I had a good time seeing many friends and colleagues in my three days at the annual National Council on Aging (NCOA)/American Society on Aging (ASA) conference: Aging in America in Chicago. For some reason I was acutely aware this time that I attended my first ASA conference in 1993 in San Francisco. I can hardly believe I have been mixing in this sphere that long.

What trends did I observe in conversation and sessions?
1) A cautious optimism that healthcare reform will pass and be a good start to significant improvement in the quality and availability of health care in America and the accompanying improvement in health, wellness and quality of life for older Americans.
2) A slightly ‘mature’ attention to the big picture. This is no more than a ‘feeling’ that people seem a little more ready to think that positive change in attitude and priorities are coming. This is in spite of the grave concern for the financial picture at the personal, community, state and long term national level.

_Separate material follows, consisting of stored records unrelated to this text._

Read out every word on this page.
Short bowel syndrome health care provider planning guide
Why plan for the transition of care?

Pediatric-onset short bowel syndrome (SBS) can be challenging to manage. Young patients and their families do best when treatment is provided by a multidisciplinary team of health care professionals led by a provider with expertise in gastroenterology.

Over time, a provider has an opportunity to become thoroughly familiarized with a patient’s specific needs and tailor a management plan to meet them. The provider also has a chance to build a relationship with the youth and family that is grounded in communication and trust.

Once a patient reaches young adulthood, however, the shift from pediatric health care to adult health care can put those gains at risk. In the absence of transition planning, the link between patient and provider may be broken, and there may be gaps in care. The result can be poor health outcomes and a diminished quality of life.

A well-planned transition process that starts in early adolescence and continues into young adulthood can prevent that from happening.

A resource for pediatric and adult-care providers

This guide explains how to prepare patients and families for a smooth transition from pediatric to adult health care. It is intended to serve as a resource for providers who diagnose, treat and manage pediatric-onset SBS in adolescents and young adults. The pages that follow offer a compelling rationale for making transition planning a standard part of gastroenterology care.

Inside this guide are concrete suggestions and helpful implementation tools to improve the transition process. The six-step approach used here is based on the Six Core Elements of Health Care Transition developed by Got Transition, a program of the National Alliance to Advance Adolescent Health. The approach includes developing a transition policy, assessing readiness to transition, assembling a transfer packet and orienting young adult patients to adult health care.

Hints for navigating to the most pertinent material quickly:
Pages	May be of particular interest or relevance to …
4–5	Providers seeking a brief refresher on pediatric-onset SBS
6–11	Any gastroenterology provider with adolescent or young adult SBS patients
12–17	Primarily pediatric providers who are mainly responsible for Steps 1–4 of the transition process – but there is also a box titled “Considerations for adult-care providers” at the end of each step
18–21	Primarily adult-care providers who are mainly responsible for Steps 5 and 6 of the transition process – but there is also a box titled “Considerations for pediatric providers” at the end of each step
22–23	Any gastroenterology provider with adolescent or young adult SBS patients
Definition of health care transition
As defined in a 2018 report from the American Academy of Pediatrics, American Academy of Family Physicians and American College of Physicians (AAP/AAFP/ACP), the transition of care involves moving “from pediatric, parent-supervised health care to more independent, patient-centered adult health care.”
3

I was very excited to be on hand to congratulate them as two leading lights in Aging in Place, Home Modifications and Universal Design received significant and richly deserved awards. I am lucky to count both of these dear men as friends.

Bill Wasch, an excited and exiting advocate and ‘doer’ wrote a book called Home Planning for Your Later Years, renovated an award winning home using UD principles, has served in leadership positions at all levels, renovated his own home to Age in Place comfortably and many more accomplishments including extensive word travel, raising a wonderful family, hosting TV shows and on. He was given NCOA’s National Institute of Senior Housing (NISH) interest group’s Sid Spector Award presented to an individual who has outstanding accomplishments and achievements in the field. I was lucky to have dinner with Bill, his lovely wife Sue and accomplished UD architect daughter Christina, carrying on a years long tradition we have of sharing great food.

Jon Pynoos, probably recognized as the father of home modifications and aging in place and the name and face most associated with University of Southern California’s Andrus Gerontology Center, the founder of The National Resource Center on Supportive Housing and Home Modifications, the Fall Prevention Center of Excellence received the richly deserved ASA Award presented to an individual who has made outstanding contributions to aging-related research, administration or advocacy. I made some remarks at a reception in Jon’s honor.

When I came into this field Jon was already a legend worthy of the awe in which I held him. What happened was hardly what I expected (though I had no basis to expect anything different). Jon has been the most open, interested and encouraging mentors. I am not the only one. He has mentored so many, seeding agencies, business and universities all across the country and the world with advocates, thinkers and leaders not with ‘his vision’, but one he has grown, adapted and refined by being open, listening and respecting all. He is also a wonderful dad and husband. I am lucky to count him as a close friend.

Does the fact that these two Aging in Place advocates received awards mean that the stature, recognition, the expectation of Aging in Place has grown? Is this a sign that our cause has matured, that the tipping point is being reached, and the shift in priorities I felt is coming in our direction? I hope so.